The research field Fundamental Controllability Limits has the purpose of verifying (both the empirical soundness of premises and validity of formal reasoning of):
- Theoretical limits to controlling any AGI using any method of causation.
- Threat models of AGI convergent dynamics that are impossible to control (by 1.).
- Impossibility theorems, by contradiction of 'long-term AGI safety' with convergence result (2.)
~ ~ ~
Definitions and Distinctions
'AGI convergent dynamic that is impossible to control':
Iterated interactions of AGI internals (with connected surroundings of environment) that converge on (unsafe) conditions, where the space of interactions falls outside even one theoretical limit of control.
'Control:'
- In theory, the control of system A over system B means that A can influence system B to achieve A’s desired subset of state space [Source: https://dl.acm.org/doi/10.1145/3603371].
- In practice, to engineer control of AGI requires tracking (detecting, modelling, simulating, comparing against references) effects internally to then correct for those effects externally.
'Long term':
- In theory: into perpetuity.
- In practice: over a thousand years.
'AGI safety':
Ambient conditions/contexts around planet Earth changed by the operation of AGI fall within the environmental range that humans need to survive (a minimum-threshold definition of safety).
'AGI':
That the notion of 'artificial intelligence' (AI) can be either "narrow" or "general":
That the notion of 'narrow AI' specifically implies:
- a single domain of sense and action.
- no possibility for self base-code modification.

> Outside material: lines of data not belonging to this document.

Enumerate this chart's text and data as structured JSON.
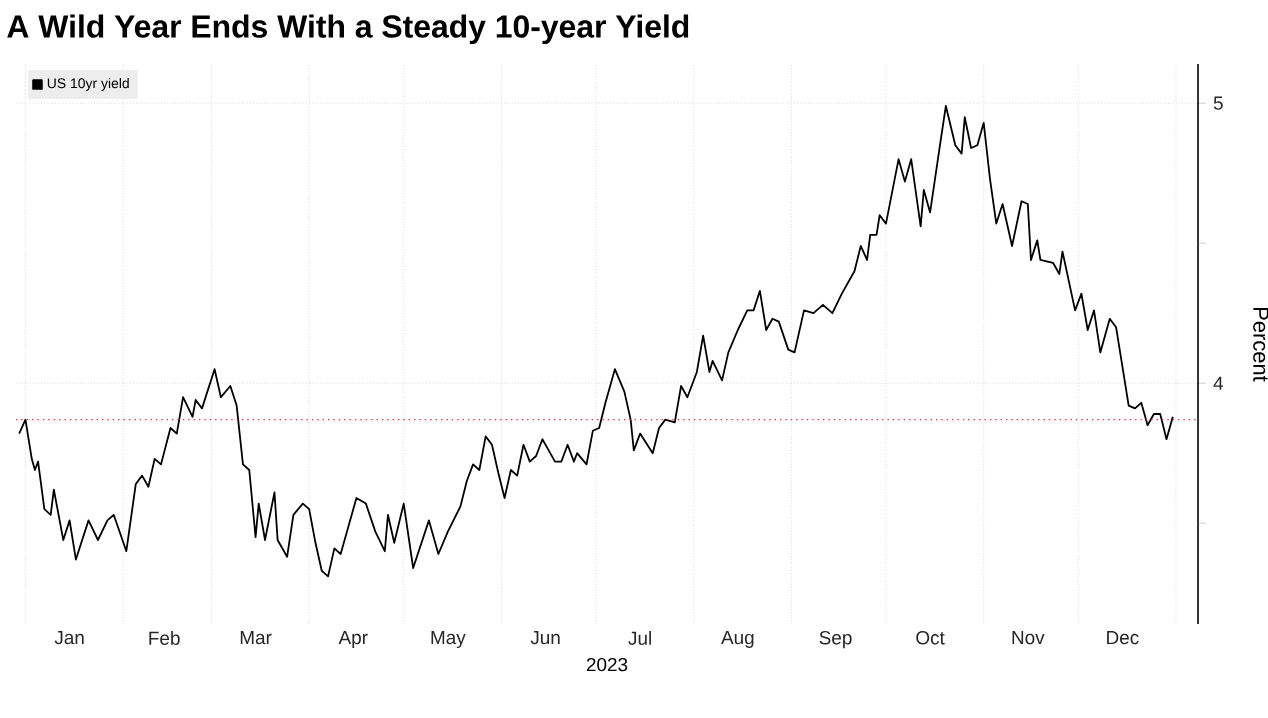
{
  "chart_data": {
    "type": "line",
    "title": "A Wild Year Ends With a Steady 10-year Yield",
    "xlabel": "2023",
    "ylabel": "Percent",
    "legend": "top left",
    "grid": true,
    "xlim": [
      "2022-12-29",
      "2024-01-08"
    ],
    "ylim": [
      3.14,
      5.14
    ],
    "xticks": [
      {
        "value": "2023-01-01",
        "label": null
      },
      {
        "value": "2023-02-01",
        "label": null
      },
      {
        "value": "2023-03-01",
        "label": null
      },
      {
        "value": "2023-04-01",
        "label": null
      },
      {
        "value": "2023-05-01",
        "label": null
      },
      {
        "value": "2023-06-01",
        "label": null
      },
      {
        "value": "2023-07-01",
        "label": null
      },
      {
        "value": "2023-08-01",
        "label": null
      },
      {
        "value": "2023-09-01",
        "label": null
      },
      {
        "value": "2023-10-01",
        "label": null
      },
      {
        "value": "2023-11-01",
        "label": null
      },
      {
        "value": "2023-12-01",
        "label": null
      },
      {
        "value": "2024-01-01",
        "label": null
      },
      {
        "value": "2023-01-15",
        "label": "Jan"
      },
      {
        "value": "2023-02-14",
        "label": "Feb"
      },
      {
        "value": "2023-03-15",
        "label": "Mar"
      },
      {
        "value": "2023-04-15",
        "label": "Apr"
      },
      {
        "value": "2023-05-15",
        "label": "May"
      },
      {
        "value": "2023-06-15",
        "label": "Jun"
      },
      {
        "value": "2023-07-15",
        "label": "Jul"
      },
      {
        "value": "2023-08-15",
        "label": "Aug"
      },
      {
        "value": "2023-09-15",
        "label": "Sep"
      },
      {
        "value": "2023-10-15",
        "label": "Oct"
      },
      {
        "value": "2023-11-15",
        "label": "Nov"
      },
      {
        "value": "2023-12-15",
        "label": "Dec"
      }
    ],
    "yticks": [
      {
        "value": 3.5,
        "label": null
      },
      4,
      {
        "value": 4.5,
        "label": null
      },
      5
    ],
    "ref_lines": [
      {
        "axis": "y",
        "value": 3.87,
        "color": "#e8303a",
        "line_style": "dotted"
      }
    ],
    "x": [
      "2022-12-30",
      "2023-01-01",
      "2023-01-03",
      "2023-01-04",
      "2023-01-05",
      "2023-01-07",
      "2023-01-09",
      "2023-01-10",
      "2023-01-13",
      "2023-01-15",
      "2023-01-17",
      "2023-01-21",
      "2023-01-24",
      "2023-01-27",
      "2023-01-29",
      "2023-02-02",
      "2023-02-05",
      "2023-02-07",
      "2023-02-09",
      "2023-02-11",
      "2023-02-13",
      "2023-02-16",
      "2023-02-18",
      "2023-02-20",
      "2023-02-23",
      "2023-02-24",
      "2023-02-26",
      "2023-03-02",
      "2023-03-04",
      "2023-03-07",
      "2023-03-09",
      "2023-03-11",
      "2023-03-13",
      "2023-03-15",
      "2023-03-16",
      "2023-03-18",
      "2023-03-21",
      "2023-03-22",
      "2023-03-25",
      "2023-03-27",
      "2023-03-30",
      "2023-04-01",
      "2023-04-03",
      "2023-04-05",
      "2023-04-07",
      "2023-04-09",
      "2023-04-11",
      "2023-04-16",
      "2023-04-19",
      "2023-04-22",
      "2023-04-25",
      "2023-04-26",
      "2023-04-28",
      "2023-05-01",
      "2023-05-04",
      "2023-05-09",
      "2023-05-12",
      "2023-05-15",
      "2023-05-19",
      "2023-05-21",
      "2023-05-23",
      "2023-05-25",
      "2023-05-27",
      "2023-05-29",
      "2023-05-31",
      "2023-06-02",
      "2023-06-04",
      "2023-06-06",
      "2023-06-08",
      "2023-06-10",
      "2023-06-12",
      "2023-06-14",
      "2023-06-16",
      "2023-06-18",
      "2023-06-20",
      "2023-06-22",
      "2023-06-24",
      "2023-06-25",
      "2023-06-28",
      "2023-06-30",
      "2023-07-02",
      "2023-07-04",
      "2023-07-07",
      "2023-07-10",
      "2023-07-12",
      "2023-07-13",
      "2023-07-15",
      "2023-07-19",
      "2023-07-21",
      "2023-07-23",
      "2023-07-26",
      "2023-07-28",
      "2023-07-30",
      "2023-08-02",
      "2023-08-04",
      "2023-08-06",
      "2023-08-07",
      "2023-08-10",
      "2023-08-12",
      "2023-08-15",
      "2023-08-18",
      "2023-08-20",
      "2023-08-22",
      "2023-08-24",
      "2023-08-26",
      "2023-08-28",
      "2023-08-31",
      "2023-09-02",
      "2023-09-05",
      "2023-09-08",
      "2023-09-11",
      "2023-09-14",
      "2023-09-17",
      "2023-09-21",
      "2023-09-23",
      "2023-09-25",
      "2023-09-26",
      "2023-09-28",
      "2023-09-29",
      "2023-10-01",
      "2023-10-05",
      "2023-10-07",
      "2023-10-09",
      "2023-10-12",
      "2023-10-13",
      "2023-10-15",
      "2023-10-18",
      "2023-10-20",
      "2023-10-23",
      "2023-10-25",
      "2023-10-26",
      "2023-10-28",
      "2023-10-30",
      "2023-11-01",
      "2023-11-03",
      "2023-11-05",
      "2023-11-07",
      "2023-11-10",
      "2023-11-13",
      "2023-11-15",
      "2023-11-16",
      "2023-11-18",
      "2023-11-19",
      "2023-11-23",
      "2023-11-25",
      "2023-11-26",
      "2023-11-30",
      "2023-12-02",
      "2023-12-04",
      "2023-12-06",
      "2023-12-08",
      "2023-12-11",
      "2023-12-13",
      "2023-12-17",
      "2023-12-19",
      "2023-12-21",
      "2023-12-23",
      "2023-12-25",
      "2023-12-27",
      "2023-12-29",
      "2023-12-31"
    ],
    "series": [
      {
        "name": "US 10yr yield",
        "color": "#000000",
        "values": [
          3.82,
          3.87,
          3.73,
          3.69,
          3.72,
          3.55,
          3.53,
          3.62,
          3.44,
          3.51,
          3.37,
          3.51,
          3.44,
          3.51,
          3.53,
          3.4,
          3.64,
          3.67,
          3.63,
          3.73,
          3.71,
          3.84,
          3.82,
          3.95,
          3.88,
          3.94,
          3.91,
          4.05,
          3.95,
          3.99,
          3.92,
          3.71,
          3.69,
          3.45,
          3.57,
          3.44,
          3.61,
          3.44,
          3.38,
          3.53,
          3.57,
          3.55,
          3.43,
          3.33,
          3.31,
          3.41,
          3.39,
          3.59,
          3.57,
          3.47,
          3.4,
          3.53,
          3.43,
          3.57,
          3.34,
          3.51,
          3.39,
          3.47,
          3.56,
          3.65,
          3.71,
          3.69,
          3.81,
          3.78,
          3.68,
          3.59,
          3.69,
          3.67,
          3.78,
          3.72,
          3.74,
          3.8,
          3.76,
          3.72,
          3.72,
          3.78,
          3.72,
          3.75,
          3.71,
          3.83,
          3.84,
          3.93,
          4.05,
          3.97,
          3.87,
          3.76,
          3.82,
          3.75,
          3.84,
          3.87,
          3.86,
          3.99,
          3.95,
          4.04,
          4.17,
          4.04,
          4.08,
          4.01,
          4.11,
          4.19,
          4.26,
          4.26,
          4.33,
          4.19,
          4.23,
          4.22,
          4.12,
          4.11,
          4.26,
          4.25,
          4.28,
          4.25,
          4.32,
          4.4,
          4.49,
          4.44,
          4.53,
          4.53,
          4.6,
          4.57,
          4.8,
          4.72,
          4.8,
          4.56,
          4.69,
          4.61,
          4.84,
          4.99,
          4.85,
          4.82,
          4.95,
          4.84,
          4.85,
          4.93,
          4.73,
          4.57,
          4.64,
          4.49,
          4.65,
          4.64,
          4.44,
          4.51,
          4.44,
          4.43,
          4.39,
          4.47,
          4.26,
          4.32,
          4.19,
          4.26,
          4.11,
          4.23,
          4.2,
          3.92,
          3.91,
          3.93,
          3.85,
          3.89,
          3.89,
          3.8,
          3.88
        ]
      }
    ]
  }
}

- a single well-defined meta-algorithm.
- that all aspects of its own self agency/intention are fully defined by its builders/developers/creators.
That the notion of 'general AI' specifically implies:
- multiple domains of sense/action;
- intrinsic non-reducible possibility for self-modification;
- and that/therefore; that the meta-algorithm is effectively arbitrary; hence;
- that it is inherently undecidable as to whether all aspects of its own self agency/intention are fully defined by only its builders/developers/creators.
[Source: https://mflb.com/ai_alignment_1/si_safety_qanda_out.html#p3]